Monday, 27 May 2013, the final Monday in May, is Memorial Day. It was originally called “Decoration Day”, after the practice of decorating the graves of the dead. It is not Veterans Day on which we honor all veterans, or Armistice Day (for which we remember the end of hostilities with Germany in 1918) or Remembrance Day (Poppy Day) which is the UK equivalent of Armistice Day. Memorial Day is a day in which we recognize those who lost their lives while serving in the military. A veteran, in America, is someone who, at one point in his life, wrote a blank check made payable to The United States of America for an amount of “up to and including my life”. Memorial Day honors those who have had that check cashed.
Traditionally, Memorial Day has been celebrated on 30 May, but in 1968 with the passage of “The Uniform Monday Holiday Act”, the observance was changed to the last Monday in May. The “unofficial beginning of Summer”. Another three day weekend. Some people may fly flags (I do) but many have no idea of the significance of the holiday.
Decoration Day is a uniquely American day. It honors the dead, following the conflict in which, by far, the most Americans died, as many as three quarters of a million people, because both sides were Americans. Memorial Day has as much to do with honoring brothers as it does with honoring soldiers. It is the recognition that regardless of which direction your rifle was pointing, we were all fighting for America. In a larger sense, I have seen Memorial Day as a day to honor the fallen on both sides of a conflict. Both were fighting for ideals they believed in.
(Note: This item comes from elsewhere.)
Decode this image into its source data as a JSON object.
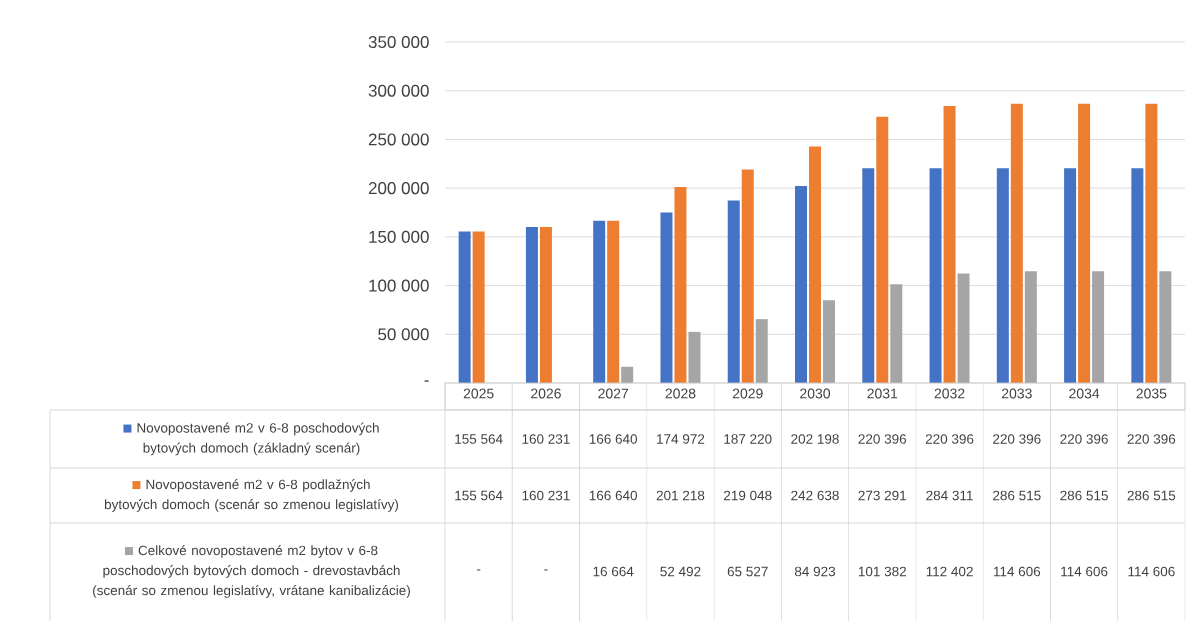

Memorial Day has been celebrated in many ways, in Charleston SC there was a memorial in 1865, honoring the Union Prisoners of War who had died in that city. This celebration was organized by freed slaves, or “freedmen” as they were called at the time. Southerners celebrating the sacrifices of Northerners.
You may notice my use of the words “people” and “soldiers” as opposed to “men”. While the overwhelming number of those lost are men, it may make the sacrifices of women stand out even more. Men are in some ways expected to put their lives on the line, women who choose to do so are a special kind of special. There is a memorial in Washington DC to the women who died in Vietnam, and by extension to all women who have given their lives. The women who were lost in Vietnam, all nurses, 7 Army, 1 Air Force, are commemorated just off the main Vietnam memorial. The memorial is surrounded by 8 Yellowwood trees. The effect of the falling blossoms is that of tears.
There are many memorials, and many definitions of what “giving one’s life for their country” should mean. To me, it doesn’t matter which uniform you wear, you have written that blank check to your country. You took the risk, in order to defend what you believe in. I respect those I have faced as much as I respect those who stood beside me (and far more than those who sat behind me, in their wood paneled offices). Any who fall have fallen for their country.
When the eleventh day of the eleventh month rolls around, I’ll write about those who lived to tell the tale. On Monday, please step away from your barbeque, or remember when you give prayer, or at least stand up and properly salute when the flag goes by, in honor of those whose cared enough about us to run towards the fighting rather than away from it.